In a recent statement, the Taliban declined to take part in peace talks, “unless the occupation of Afghanistan is ended, blacklists eliminated and innocent prisoners freed”. But according to Qasemyar, the Taliban know those demands cannot be met before actual negotiations.

“It’s a game,” he said. “They are trying to show they are independent of Pakistan.” Pakistan has long been known to harbour Taliban leaders, which its top foreign adviser, Sartaj Aziz, admitted last week.

A former top Taliban official emphasised that the Taliban have become more autonomous over the past decade.

“Pakistan have influence over the Taliban, but Taliban are not under the command of the Pakistani authorities,” said Abdul Hakim Mujahid, the former unofficial Taliban representative to the UN and member of the high peace council.

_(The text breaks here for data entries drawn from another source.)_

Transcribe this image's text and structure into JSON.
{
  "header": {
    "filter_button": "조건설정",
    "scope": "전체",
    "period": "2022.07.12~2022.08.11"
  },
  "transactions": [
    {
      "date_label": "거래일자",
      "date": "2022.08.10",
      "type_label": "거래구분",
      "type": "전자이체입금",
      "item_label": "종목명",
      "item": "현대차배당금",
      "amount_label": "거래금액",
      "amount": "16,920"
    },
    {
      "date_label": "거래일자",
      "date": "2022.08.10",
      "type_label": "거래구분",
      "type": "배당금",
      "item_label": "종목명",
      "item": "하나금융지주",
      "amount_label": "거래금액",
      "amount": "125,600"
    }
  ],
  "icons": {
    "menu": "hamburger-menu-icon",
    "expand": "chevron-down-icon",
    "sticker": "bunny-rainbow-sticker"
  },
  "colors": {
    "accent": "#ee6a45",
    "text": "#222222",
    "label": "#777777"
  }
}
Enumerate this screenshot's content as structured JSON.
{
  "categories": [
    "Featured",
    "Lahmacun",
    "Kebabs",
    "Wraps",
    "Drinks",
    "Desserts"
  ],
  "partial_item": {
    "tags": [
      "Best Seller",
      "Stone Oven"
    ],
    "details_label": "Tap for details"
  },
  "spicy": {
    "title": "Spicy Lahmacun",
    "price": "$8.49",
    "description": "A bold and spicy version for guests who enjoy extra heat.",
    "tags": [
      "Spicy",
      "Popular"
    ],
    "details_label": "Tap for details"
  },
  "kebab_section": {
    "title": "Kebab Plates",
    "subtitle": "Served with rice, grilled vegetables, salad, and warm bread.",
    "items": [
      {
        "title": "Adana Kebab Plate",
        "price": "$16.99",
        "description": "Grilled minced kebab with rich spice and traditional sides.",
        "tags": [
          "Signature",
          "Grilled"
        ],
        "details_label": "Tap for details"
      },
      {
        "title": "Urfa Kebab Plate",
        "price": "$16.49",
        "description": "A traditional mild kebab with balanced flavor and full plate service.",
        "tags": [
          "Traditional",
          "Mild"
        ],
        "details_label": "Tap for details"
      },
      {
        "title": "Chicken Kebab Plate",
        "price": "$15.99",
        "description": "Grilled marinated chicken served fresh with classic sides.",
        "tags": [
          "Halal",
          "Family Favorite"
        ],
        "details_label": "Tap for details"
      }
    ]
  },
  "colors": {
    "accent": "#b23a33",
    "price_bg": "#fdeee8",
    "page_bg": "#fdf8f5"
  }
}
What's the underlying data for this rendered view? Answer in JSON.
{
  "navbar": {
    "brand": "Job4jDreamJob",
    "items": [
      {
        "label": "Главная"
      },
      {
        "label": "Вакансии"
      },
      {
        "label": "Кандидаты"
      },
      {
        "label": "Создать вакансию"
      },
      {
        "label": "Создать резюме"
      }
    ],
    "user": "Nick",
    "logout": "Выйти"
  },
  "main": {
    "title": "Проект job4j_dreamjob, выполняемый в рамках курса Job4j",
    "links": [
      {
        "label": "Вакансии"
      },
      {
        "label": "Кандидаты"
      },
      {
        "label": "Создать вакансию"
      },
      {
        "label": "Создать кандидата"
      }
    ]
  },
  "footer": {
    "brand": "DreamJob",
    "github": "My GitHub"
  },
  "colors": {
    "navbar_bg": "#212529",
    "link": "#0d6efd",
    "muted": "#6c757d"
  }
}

A sense of autonomy in the Taliban is necessary for reconciliation to work, he said.

“Dragging the Taliban to the negotiating table will not bring lasting peace,” Mujahid said.

Mellbin pinned his hopes on the upcoming donor conferences in Warsaw and Brussels later this year. International commitments to support Afghanistan could give the parties time and incentive to get the peace process going. It would be folly to expect peace already this year, he said, “however, five years is certainly a realistic timeline”.